Monthly Archives: June 2008

Normally I couldn’t give a hoot for soccer, or football. Until there is a world or now European Championship. Now I devour the sports’ section of the local papers every day, scrounging for gossip about the players, looking for analysis and predictions about the outcome of future games, opinions about outstanding players and disappointing ones. About new stars and sudden has-beens.  I don’t actually watch all the games because if you have been following this blog you will know that we don’t have a TV. Thus actually watching a game means finagling an invite to a friend’s house or going to a public viewing event and paying two euros to follow on a huge screen.  Luckily we were invited to a friend’s house last week when Germany scored two beautiful goals in the first 25 minutes in a cliffhanger of a match against Portugal that reasserted the German team’s right to hope for more. I do love a hero. And the Germans came up with a couple of heros that night. The Germans, of course, are never the liebling of other nations. We all moan for the Brazilians at the World Cup - they play such acrobatic and quick soccer – while the Germans typically plod forward, set up their combinations, and get on with it.

Soccer is all around. Flags fly from cars and windows – mostly German, but also Turkish, French, Spanish, Italian, Croatian. In offices and staffrooms, petty betting takes place. In schools, the children wear the jerseys of their favorite teams. Last week I wrote a note to my son’s fourth grade teacher who had been assigning merciless amounts of homework. I gently reminded her that when my other son was in fourth grade, the class didn’t get homework when the home team played. Even the employees in the production facilities at the Daimler plant in Stuttgart get the evening off on Wednesday when Germany meets Turkey in the semi-final.

At my local Italian grocer’s the conversation was ripe with speculation on Saturday. Domenico – who must be crying a river since last night when Italy was kicked out in a penalty shoot-out by underdog Spain – says there will be trouble in Germany, no matter whether Turkey or Germany emerges the winner. Certainly there will be celebrations. The Turkish form the largest ethnic minority in Germany, and the team’s tremendous success at the EM has been accompanied by an outpouring of pride. The papers warn not to underestimate the Turkish team. And unlike Domenico, some reporters believe that the match could actually lead to better understanding between the Turkish population in Germany, and the Germans. Es bleibt spannend!

The first two words of German I learned are telling. Either about the person I am, or the person who taught me the language. Or both. Those words were “schön” (beautiful) and “lustig” (funny). We were living in China at that time. My husband – and teacher – was a lecturer of German to students at the Foreign Languages Institute in Beijing. I remember visiting an art exhibition in Beijing with them, and stopping before every painting, I would utter either “schön” or “lustig.” The weird thing was, it worked. No one was the wiser.

Actually I brought two other words to the relationship, but neither was very helpful in communicating on a daily basis. One I had learned as a teenager from the TV series “Hogan’s Heroes”. “Blitzkrieg” was not a word that made small talk with Germans easy.
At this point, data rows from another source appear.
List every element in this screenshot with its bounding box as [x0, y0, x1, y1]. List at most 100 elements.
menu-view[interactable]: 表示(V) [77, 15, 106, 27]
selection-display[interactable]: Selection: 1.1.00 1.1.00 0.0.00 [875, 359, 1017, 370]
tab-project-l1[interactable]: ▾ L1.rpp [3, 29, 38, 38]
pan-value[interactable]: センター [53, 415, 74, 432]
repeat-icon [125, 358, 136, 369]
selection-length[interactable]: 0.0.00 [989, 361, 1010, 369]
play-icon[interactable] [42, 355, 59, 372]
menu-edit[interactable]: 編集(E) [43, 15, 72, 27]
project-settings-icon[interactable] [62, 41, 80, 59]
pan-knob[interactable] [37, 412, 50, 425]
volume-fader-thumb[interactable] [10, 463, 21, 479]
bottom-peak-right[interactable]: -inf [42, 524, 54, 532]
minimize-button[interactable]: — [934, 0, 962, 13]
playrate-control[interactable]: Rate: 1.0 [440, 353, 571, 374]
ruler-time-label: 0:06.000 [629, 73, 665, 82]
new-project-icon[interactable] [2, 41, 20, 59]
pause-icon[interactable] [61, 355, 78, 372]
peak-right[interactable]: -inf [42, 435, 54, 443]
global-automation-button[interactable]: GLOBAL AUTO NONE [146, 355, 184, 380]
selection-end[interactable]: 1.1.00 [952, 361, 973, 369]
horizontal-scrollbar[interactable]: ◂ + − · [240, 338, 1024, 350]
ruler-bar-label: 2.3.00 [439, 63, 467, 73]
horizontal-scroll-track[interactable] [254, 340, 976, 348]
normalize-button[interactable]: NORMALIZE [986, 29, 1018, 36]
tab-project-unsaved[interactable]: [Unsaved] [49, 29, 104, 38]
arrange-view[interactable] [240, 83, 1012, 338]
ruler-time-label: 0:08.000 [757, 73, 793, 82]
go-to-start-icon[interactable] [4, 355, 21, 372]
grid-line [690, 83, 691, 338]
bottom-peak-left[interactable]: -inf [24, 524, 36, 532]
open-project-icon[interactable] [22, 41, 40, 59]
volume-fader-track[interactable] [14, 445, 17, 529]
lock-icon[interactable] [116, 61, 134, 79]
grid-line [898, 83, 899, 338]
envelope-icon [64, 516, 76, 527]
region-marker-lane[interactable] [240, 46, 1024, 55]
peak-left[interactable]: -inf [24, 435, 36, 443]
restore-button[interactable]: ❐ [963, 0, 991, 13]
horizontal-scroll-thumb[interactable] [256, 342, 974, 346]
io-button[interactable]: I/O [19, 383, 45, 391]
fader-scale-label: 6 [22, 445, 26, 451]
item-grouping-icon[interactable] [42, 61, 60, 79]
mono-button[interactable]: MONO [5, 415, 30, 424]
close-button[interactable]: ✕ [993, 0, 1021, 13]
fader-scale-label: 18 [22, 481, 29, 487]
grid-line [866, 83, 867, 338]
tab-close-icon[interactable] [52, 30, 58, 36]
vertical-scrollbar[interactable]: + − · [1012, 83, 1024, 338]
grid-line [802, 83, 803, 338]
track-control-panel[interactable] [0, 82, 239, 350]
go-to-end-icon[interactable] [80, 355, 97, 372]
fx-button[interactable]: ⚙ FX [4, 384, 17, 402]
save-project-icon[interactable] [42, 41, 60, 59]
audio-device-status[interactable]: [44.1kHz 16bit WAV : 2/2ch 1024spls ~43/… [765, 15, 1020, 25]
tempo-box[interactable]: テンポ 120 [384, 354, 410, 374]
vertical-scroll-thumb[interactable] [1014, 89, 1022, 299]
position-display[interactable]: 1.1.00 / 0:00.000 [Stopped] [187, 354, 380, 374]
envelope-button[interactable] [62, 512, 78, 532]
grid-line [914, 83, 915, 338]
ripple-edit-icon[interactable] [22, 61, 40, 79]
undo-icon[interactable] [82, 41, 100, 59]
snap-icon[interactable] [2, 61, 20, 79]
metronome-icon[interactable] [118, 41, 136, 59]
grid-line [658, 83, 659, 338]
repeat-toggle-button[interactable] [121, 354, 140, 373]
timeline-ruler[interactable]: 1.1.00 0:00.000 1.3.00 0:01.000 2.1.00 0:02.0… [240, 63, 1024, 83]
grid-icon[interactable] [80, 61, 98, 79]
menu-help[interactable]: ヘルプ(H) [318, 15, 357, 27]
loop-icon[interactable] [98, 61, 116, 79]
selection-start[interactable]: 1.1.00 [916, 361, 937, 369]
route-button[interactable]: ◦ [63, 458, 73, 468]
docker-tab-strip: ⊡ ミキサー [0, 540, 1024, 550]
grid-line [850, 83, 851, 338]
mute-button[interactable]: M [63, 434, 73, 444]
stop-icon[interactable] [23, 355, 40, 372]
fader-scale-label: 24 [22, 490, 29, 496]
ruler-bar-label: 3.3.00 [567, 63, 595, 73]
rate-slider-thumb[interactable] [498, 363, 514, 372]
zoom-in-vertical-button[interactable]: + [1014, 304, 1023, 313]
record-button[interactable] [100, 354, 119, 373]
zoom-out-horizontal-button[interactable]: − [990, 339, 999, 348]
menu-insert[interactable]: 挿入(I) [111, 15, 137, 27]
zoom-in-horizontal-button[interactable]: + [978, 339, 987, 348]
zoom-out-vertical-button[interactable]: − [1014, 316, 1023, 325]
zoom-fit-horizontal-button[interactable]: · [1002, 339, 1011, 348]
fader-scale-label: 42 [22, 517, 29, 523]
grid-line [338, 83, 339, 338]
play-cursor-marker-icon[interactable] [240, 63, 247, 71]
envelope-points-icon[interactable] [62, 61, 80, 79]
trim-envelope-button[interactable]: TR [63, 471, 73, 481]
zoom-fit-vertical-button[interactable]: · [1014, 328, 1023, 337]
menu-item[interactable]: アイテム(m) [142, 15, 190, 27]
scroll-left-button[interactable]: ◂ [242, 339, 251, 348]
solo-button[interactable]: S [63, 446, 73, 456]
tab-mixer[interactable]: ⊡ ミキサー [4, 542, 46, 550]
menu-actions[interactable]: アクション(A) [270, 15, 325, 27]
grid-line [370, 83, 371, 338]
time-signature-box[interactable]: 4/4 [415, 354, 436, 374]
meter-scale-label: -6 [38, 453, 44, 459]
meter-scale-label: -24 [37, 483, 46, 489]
My other word – “Oberschenkel” (thigh) might have gotten me further – faster-, but instead my husband and I started small.

He taught me all the parts of the body, one by one, and I repeated them one by one: Augen (eyes ), Nase (nose ), Mund (mouth ), Schulter (shoulders) and so on, down the line. When people ask how I learned German, I tell them “pillow talk”.

I have been gathering evidence in my own unscientific and amateurish way that the Germans have a spiritual attachment to their forests, and I believe I have a strong and emotional case for this claim. Yesterday morning I met my girlfriends for our Sunday morning power walk in our local mini forest.  Martina, at the head of the group, greeted the forest with a loud “Hello trees, here we come!” By the time we were on the home stretch an hour later, Doris and Heidi were in a deep discussion about the scents of different trees. “Warm pines,” smiled Heidi with a look of deep satisfaction on her face, ”in southern France.” Doris, who was brought up in the Black Forest, claimed that it has a deep, dark scent, worthy of its name. 

On the weekend, in the company of two of our best and oldest friends, I asked how many poems they could think of off the top of their heads with “der Wald” as a theme. They immediately mentioned Eichendorff and Goethe. And the first time I visited Germany, my hosts took me for a walk in the woods, which was criss-crossed with neat paths. In Canada my husband was always befuddled by the forests. Because there are no foot paths, no signposts. There is a reason we refer to it as “the bush”. Unless they are national or provincial parks, the Canadian forests are wild and forbidding for people on foot who are not equipped to fight mosquitos, underbrush, bears and poison ivy. Not that the German forests are tame, but they are civilized, welcoming, signposted, and open to the public.